New research has found preparing land for palm oil plantations and the growth of young plants causes significantly more damage to the environment, emitting double the amount of greenhouse gases than mature plantations.
This is the first study to examine the three main greenhouse gas emissions across the different age stages of palm oil plantations. It was carried out by plant scientists from the University of Nottingham in the North Selangor peat swamp forest in Malaysia with support from the Salangor State Forestry Department. It has been published today in Nature Communications.
Palm oil is the most consumed and widely traded vegetable oil in the world. Global demand has more than tripled in the last eighteen years, from around 20 million tonnes in 2000 to over 70 million in 2018 and Malaysia is the world’s second largest producer.
The University of Nottingham researchers analysed five sites at four different stages of land use: secondary forest, recently drained but uncleared forest, cleared and recently planted young oil palm plantation and mature oil palm plantation.
Laboratory analysis of soil and gas from these sites showed that the greatest fluxes of CO2 occurred during the drainage and young oil palm stages with 50% more greenhouse gas emissions than the mature oil palms. These emissions also account for almost a quarter of the total greenhouse emissions for the region.
Tropical peat swamp forests hold around 20% of global peatland carbon. However, thecontribution of peat swamp forests to carbon storage is currently under threat from large-scale expansion of drainage-based agriculture including oil palm and pulp wood production on peatlands.
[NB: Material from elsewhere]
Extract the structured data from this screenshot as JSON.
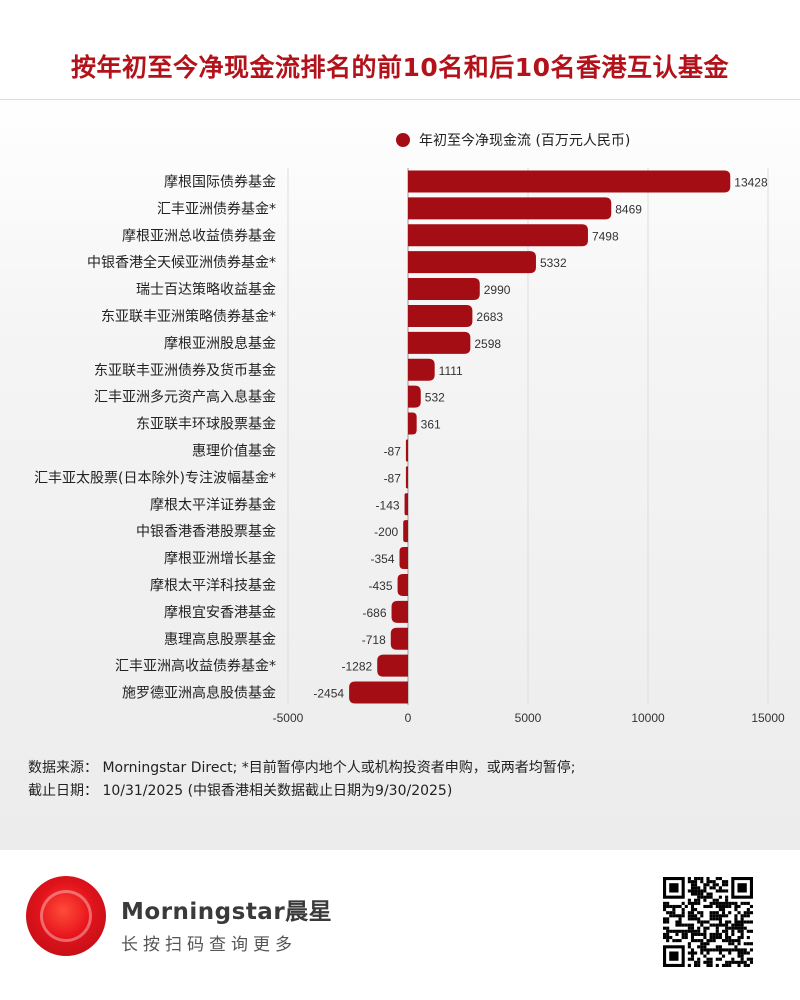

Draining peatlands increases the oxygen levels in the soil, which in turn increases the rate of decomposition of organic material, resulting in high CO2 emissions from drained peatlands. In addition to CO2, peatlands also emit the powerful greenhouse gases (CH4 and N2O8).
Tropical peat swamps have historically been avoided by palm oil growers due to the amount of preparation and drainage the land needs, but as land becomes more scarce there has been an increased demand to convert sites and the periphery of North Selangor is being heavily encroached upon by palm oil plantations. Our research shows that this conversion comes at a heavy cost to the environment with greater carbon and greenhouse gas emissions being caused by the early stages of the growth of palm oil.